Mark Zuckerberg Says Facebook Is “Not A Media Company,” But He May Be Mistaken

Amazon was once an online bookstore. Now it publishes books, and produces TV shows and movies (just like Netflix, which started as a DVD-by-mail company). Twitter is broadcasting political and sporting events, Apple will soon launch original streaming video content, and Snapchat has gone from a messaging service for sending self-destructing intimate photos to having a programming deal with NBC. Among all this shifting and pivoting, social media king Mark Zuckerberg claims that Facebook is not going to become a media company; he may be mistaken.

“[W]e are a tech company, not a media company,” Le Zuck told students in Rome today (according to Reuters) when pressed about Facebook’s ever-increasing role in news dissemination.

Facebook has increasingly become not just a place for people to get their news, but the place. There is, in fact, a high degree of likelihood that you’re reading this story because it was shared on Facebook by a friend, or it managed to eke its way into Facebook’s sought-after, but highly controversial “Trending” list.

Reuters says Zuckerberg acknowledged his company’s position as a place for people to go and get news from around the world, but the CEO stressed that Facebook is “a technology company, we build the tools, we do not produce any content.”

Zuck is trying to distinguish between content creators and the tech platforms that allow for that content to be shared, but one could argue that just because Facebook doesn’t (yet) create original content doesn’t mean it’s not a de facto media company.

The Facebook Trending module is, in effect, a form of original content. Much like the “international news” sections of smaller-market newspapers — or the back half of most local TV news shows — are filled with content pulled from wire services or other third parties, the Trending module is a curated selection of things the site believes you will be most interested to read.

Yes, that Trending module has become fully automated in the last few days, but it is not merely a list of the most popular items being shared on Facebook. That would be too easy for pranksters and deep-pocketed news sites to game; it would also be boring, repetitive, and irrelevant for lots of Facebook users.

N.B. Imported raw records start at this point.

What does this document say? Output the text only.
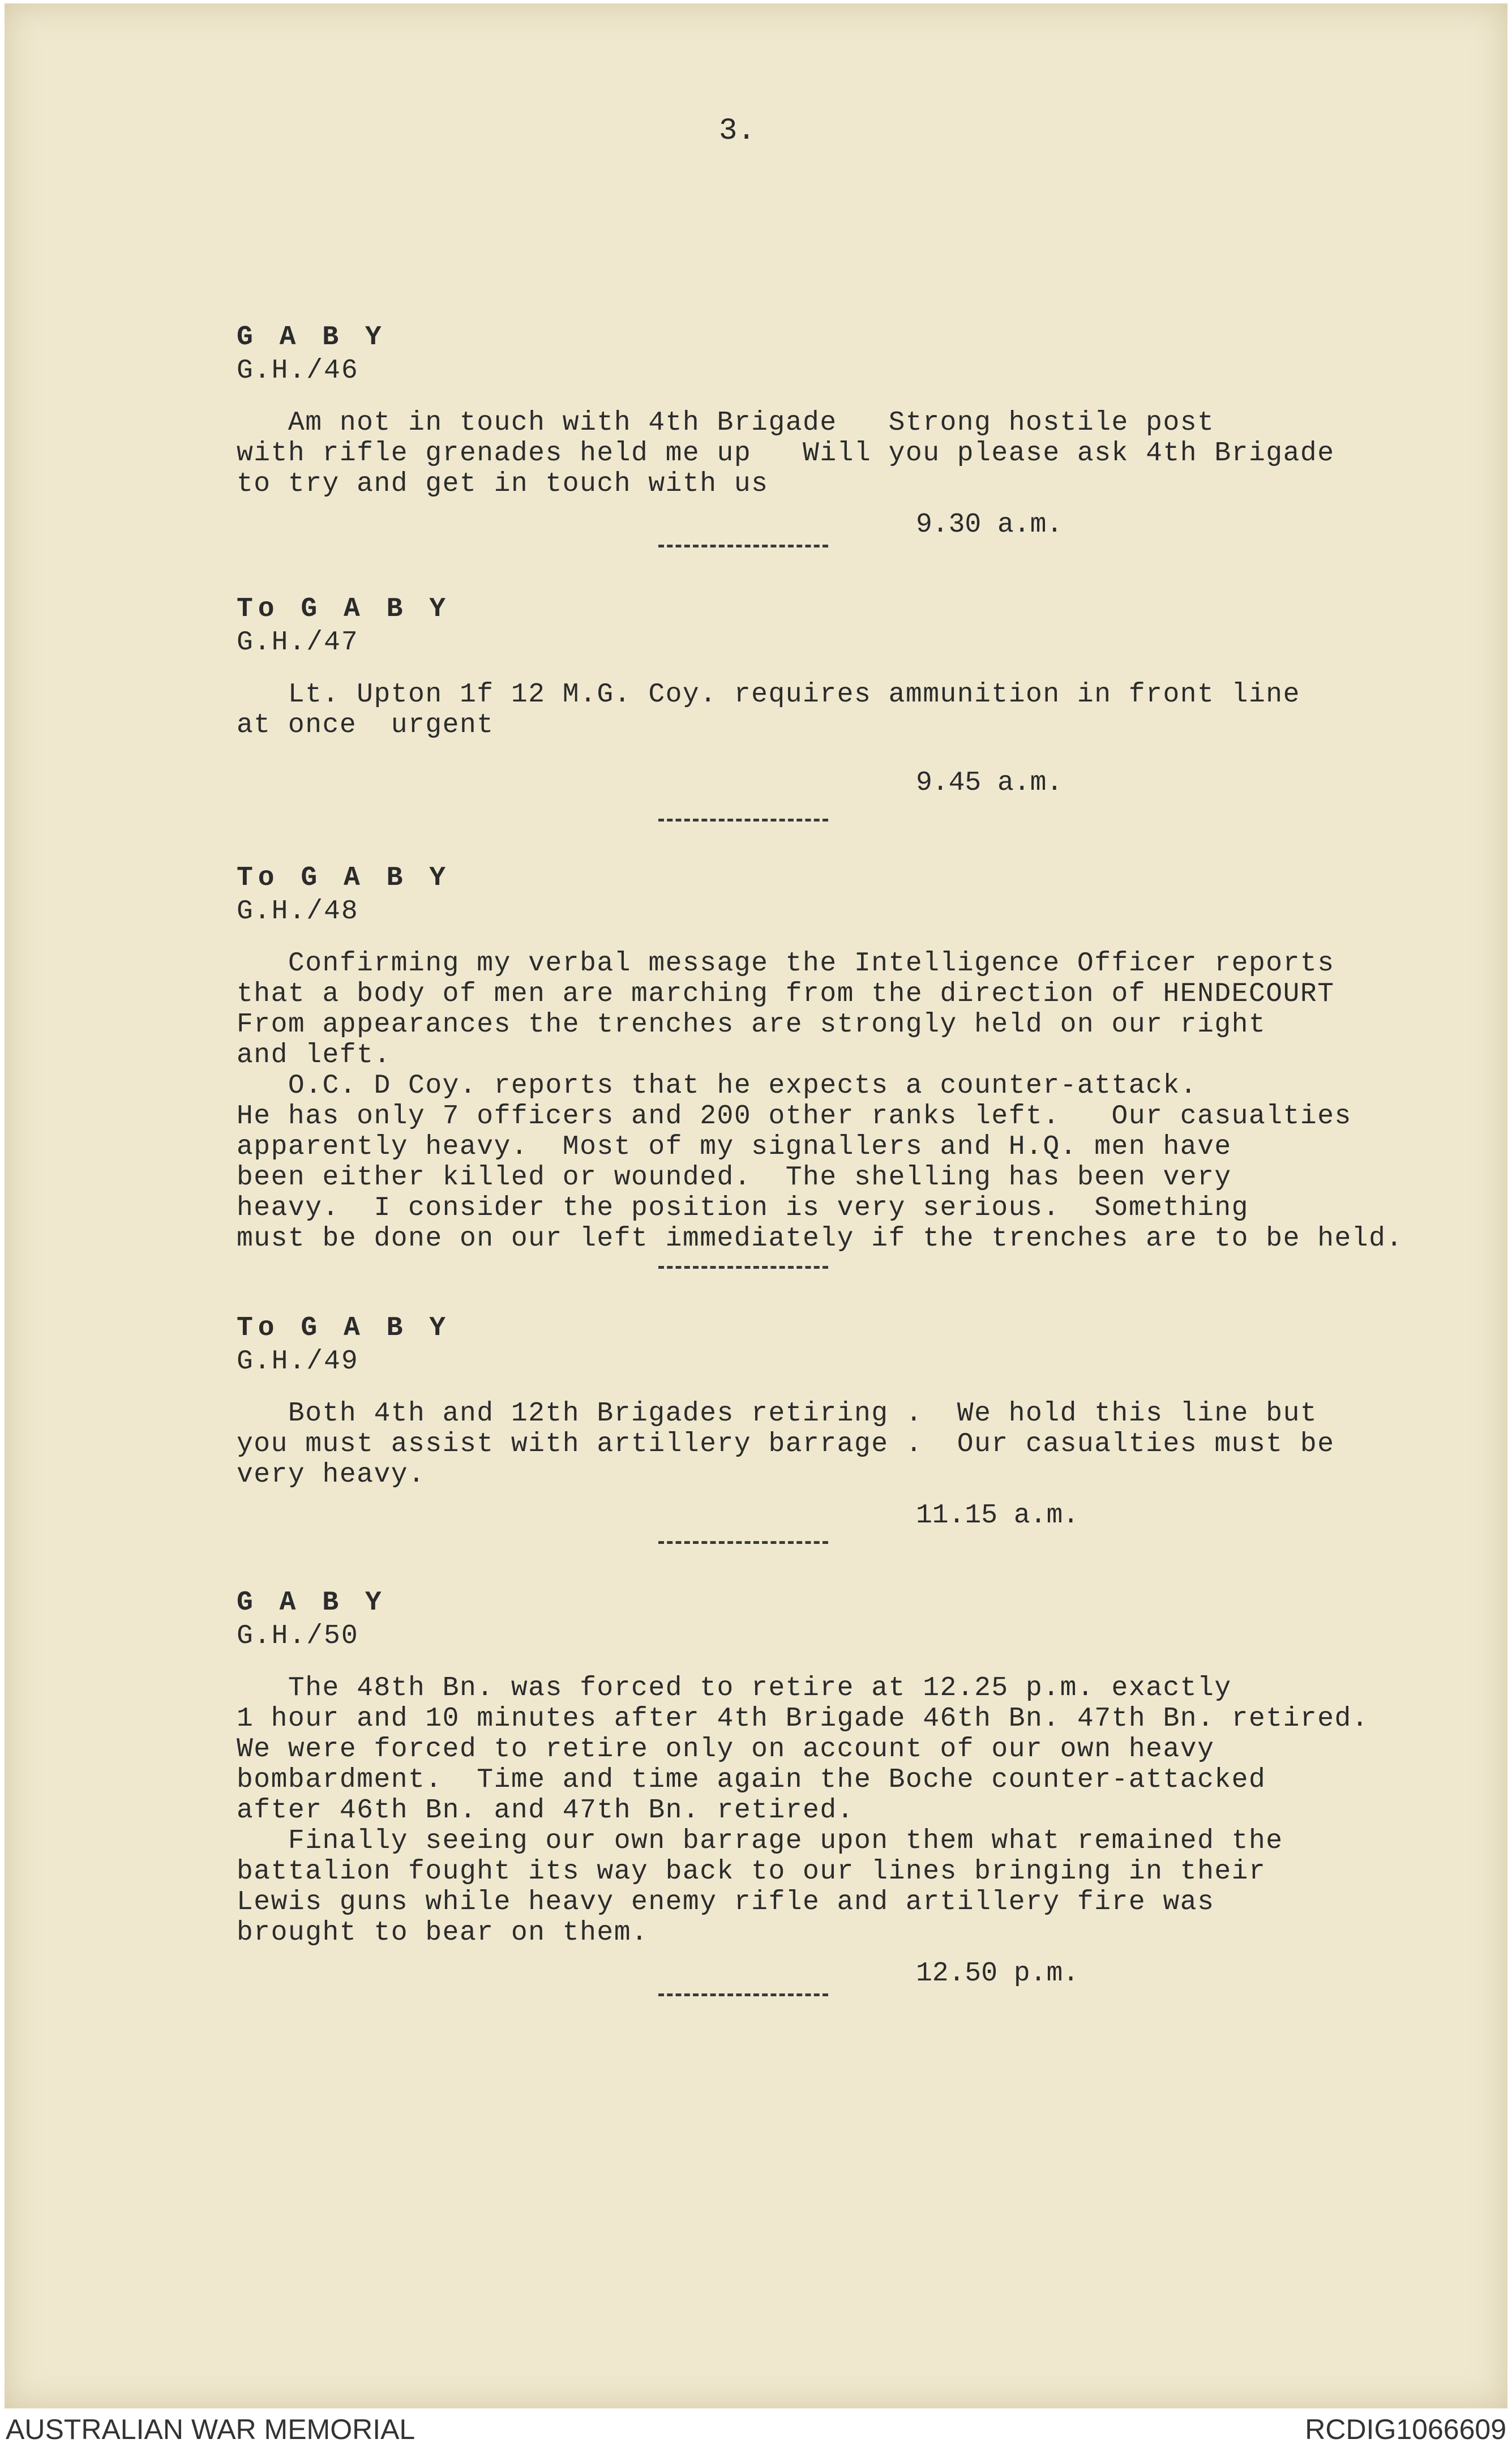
3.
G A B Y
G.H./46
Am not in touch with 4th Brigade   Strong hostile post
with rifle grenades held me up   Will you please ask 4th Brigade
to try and get in touch with us
9.30 a.m.
To G A B Y
G.H./47
Lt. Upton 1f 12 M.G. Coy. requires ammunition in front line
at once  urgent
9.45 a.m.
To G A B Y
G.H./48
Confirming my verbal message the Intelligence Officer reports
that a body of men are marching from the direction of HENDECOURT
From appearances the trenches are strongly held on our right
and left.
O.C. D Coy. reports that he expects a counter-attack.
He has only 7 officers and 200 other ranks left.   Our casualties
apparently heavy.  Most of my signallers and H.Q. men have
been either killed or wounded.  The shelling has been very
heavy.  I consider the position is very serious.  Something
must be done on our left immediately if the trenches are to be held.
To G A B Y
G.H./49
Both 4th and 12th Brigades retiring .  We hold this line but
you must assist with artillery barrage .  Our casualties must be
very heavy.
11.15 a.m.
G A B Y
G.H./50
The 48th Bn. was forced to retire at 12.25 p.m. exactly
1 hour and 10 minutes after 4th Brigade 46th Bn. 47th Bn. retired.
We were forced to retire only on account of our own heavy
bombardment.  Time and time again the Boche counter-attacked
after 46th Bn. and 47th Bn. retired.
Finally seeing our own barrage upon them what remained the
battalion fought its way back to our lines bringing in their
Lewis guns while heavy enemy rifle and artillery fire was
brought to bear on them.
12.50 p.m.
AUSTRALIAN WAR MEMORIAL	RCDIG1066609
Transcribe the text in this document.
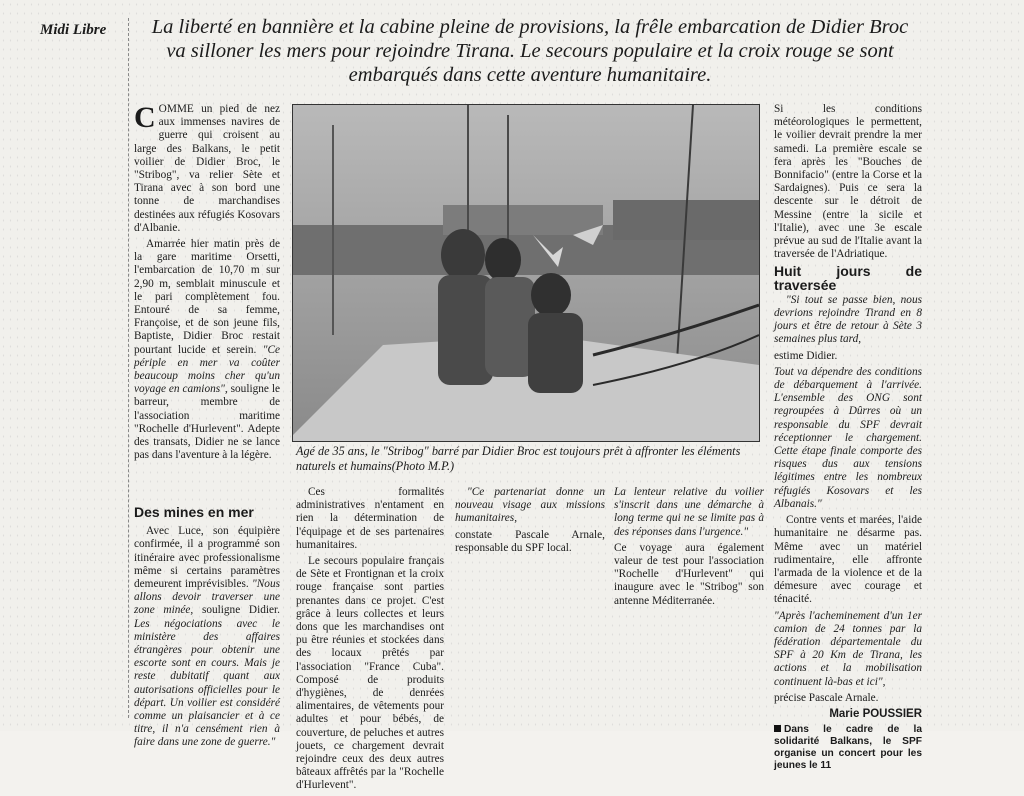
Midi Libre La liberté en bannière et la cabine pleine de provisions, la frêle embarcation de Didier Broc va silloner les mers pour rejoindre Tirana. Le secours populaire et la croix rouge se sont embarqués dans cette aventure humanitaire.

COMME un pied de nez aux immenses navires de guerre qui croisent au large des Balkans, le petit voilier de Didier Broc, le "Stribog", va relier Sète et Tirana avec à son bord une tonne de marchandises destinées aux réfugiés Kosovars d'Albanie.

Amarrée hier matin près de la gare maritime Orsetti, l'embarcation de 10,70 m sur 2,90 m, semblait minuscule et le pari complètement fou. Entouré de sa femme, Françoise, et de son jeune fils, Baptiste, Didier Broc restait pourtant lucide et serein. "Ce périple en mer va coûter beaucoup moins cher qu'un voyage en camions", souligne le barreur, membre de l'association maritime "Rochelle d'Hurlevent". Adepte des transats, Didier ne se lance pas dans l'aventure à la légère.

Des mines en mer

Avec Luce, son équipière confirmée, il a programmé son itinéraire avec professionalisme même si certains paramètres demeurent imprévisibles. "Nous allons devoir traverser une zone minée, souligne Didier. Les négociations avec le ministère des affaires étrangères pour obtenir une escorte sont en cours. Mais je reste dubitatif quant aux autorisations officielles pour le départ. Un voilier est considéré comme un plaisancier et à ce titre, il n'a censément rien à faire dans une zone de guerre."

Agé de 35 ans, le "Stribog" barré par Didier Broc est toujours prêt à affronter les éléments naturels et humains(Photo M.P.)

Ces formalités administratives n'entament en rien la détermination de l'équipage et de ses partenaires humanitaires.

Le secours populaire français de Sète et Frontignan et la croix rouge française sont parties prenantes dans ce projet. C'est grâce à leurs collectes et leurs dons que les marchandises ont pu être réunies et stockées dans des locaux prêtés par l'association "France Cuba". Composé de produits d'hygiènes, de denrées alimentaires, de vêtements pour adultes et pour bébés, de couverture, de peluches et autres jouets, ce chargement devrait rejoindre ceux des deux autres bâteaux affrêtés par la "Rochelle d'Hurlevent".

"Ce partenariat donne un nouveau visage aux missions humanitaires,

constate Pascale Arnale, responsable du SPF local.

La lenteur relative du voilier s'inscrit dans une démarche à long terme qui ne se limite pas à des réponses dans l'urgence."

Ce voyage aura également valeur de test pour l'association "Rochelle d'Hurlevent" qui inaugure avec le "Stribog" son antenne Méditerranée.

Si les conditions météorologiques le permettent, le voilier devrait prendre la mer samedi. La première escale se fera après les "Bouches de Bonnifacio" (entre la Corse et la Sardaignes). Puis ce sera la descente sur le détroit de Messine (entre la sicile et l'Italie), avec une 3e escale prévue au sud de l'Italie avant la traversée de l'Adriatique.

Huit jours de traversée

"Si tout se passe bien, nous devrions rejoindre Tirand en 8 jours et être de retour à Sète 3 semaines plus tard,

estime Didier.

Tout va dépendre des conditions de débarquement à l'arrivée. L'ensemble des ONG sont regroupées à Dûrres où un responsable du SPF devrait réceptionner le chargement. Cette étape finale comporte des risques dus aux tensions légitimes entre les nombreux réfugiés Kosovars et les Albanais."

Contre vents et marées, l'aide humanitaire ne désarme pas. Même avec un matériel rudimentaire, elle affronte l'armada de la violence et de la démesure avec courage et ténacité.

"Après l'acheminement d'un 1er camion de 24 tonnes par la fédération départementale du SPF à 20 Km de Tirana, les actions et la mobilisation continuent là-bas et ici",

précise Pascale Arnale.

Marie POUSSIER
Dans le cadre de la solidarité Balkans, le SPF organise un concert pour les jeunes le 11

No, behind the scenes the Trending algorithm is curating, matching, vetting, parsing, and various other gerunds, in the hopes of providing users with Trending items that are new, relevant, and interesting. The fact it’s being done by a machine and not a human doesn’t negate its status as a form of curated, original content.

Similarly, the Facebook algorithm has been used for years now to — sometimes to users’ consternation — rearrange newsfeeds out of their chronological order. The company isn’t just a neutral platform; it is a publisher, picking and choosing which of your high school friends’ political rantings to prioritize and which of your work colleagues’ dog photos to ignore.

More recently, Facebook announced it will soon begin filtering for mislabeled “sponsored” or “branded” content — you know, when a car company pays a website to write a story that just happens to be about how awesome its cars are — so that users are either not slammed with ads (for which Facebook isn’t getting paid) or they at least know that they are ads.

Facebook is effectively taking the shards of information put out there by your hodge-podge of online connections and trying to form them into a pleasant mosaic. Does it matter that this is done with technology instead of forcing some unpaid intern to read through and re-sort users’ feeds?

There have long been companies that walked the fine line between being a media platform and a media company, just not with reach on the scale of anything even approaching Facebook’s.

For instance, there are still local TV stations (and some cable TV channels) that have no original content. All of their shows are produced by someone else; they license bargain-basement movies to fill the air. Yet these programs are not randomly aired, but are selected for air times that the channel’s operator believes will bring in the biggest audience.

Likewise, radio disc jockeys aren’t (with rare, regrettable exceptions like Rick Dees) writing and playing their own music. They often play long blocks of songs without interruption. Again, the big-picture “content” here is the entirety of a radio broadcast, the putting together of thirty minutes or an hour of pre-existing content that will keep the most people (or the most people from the demographic your advertisers are trying to reach) tuned in.

Pandora, the online radio service, may offer one of the closest analogs to Facebook’s situation. It’s automated, using the artists you look for and provide feedback on to predict what songs will keep you listening and it does this for each of the company’s 80 million or so users.

Perhaps the “media company” question hinges on the fact that each Facebook feed and each Pandora station is unique to the particular end user? If they were broadcasting out identical content to all, or even large chunks, of their users slapping that label on these companies might be easier.

After all, printing out a single copy of my book Raiders on Aaar-Chee: Dust to Dust, Vol. I and selling it on my stoop ($24.99 or best offer) doesn’t make me a publisher. A publisher prints and sells multiple copies, and not just to your cousin Gayle.

However, if I could offer that ability to print out and sell your own book to just about anyone in the world, does that make me a publisher, or just a guy who goes through a lot of paper and toner? Can’t I be both?

Yes, Facebook is a platform for you to post whatever you feel like sharing. But it’s also running whatever you publish through an automated filtration, rearranging system in an effort to best keep readers reading (and coming back for more). Maybe it’s not technically a “media company,” but in some ways it sure acts like one.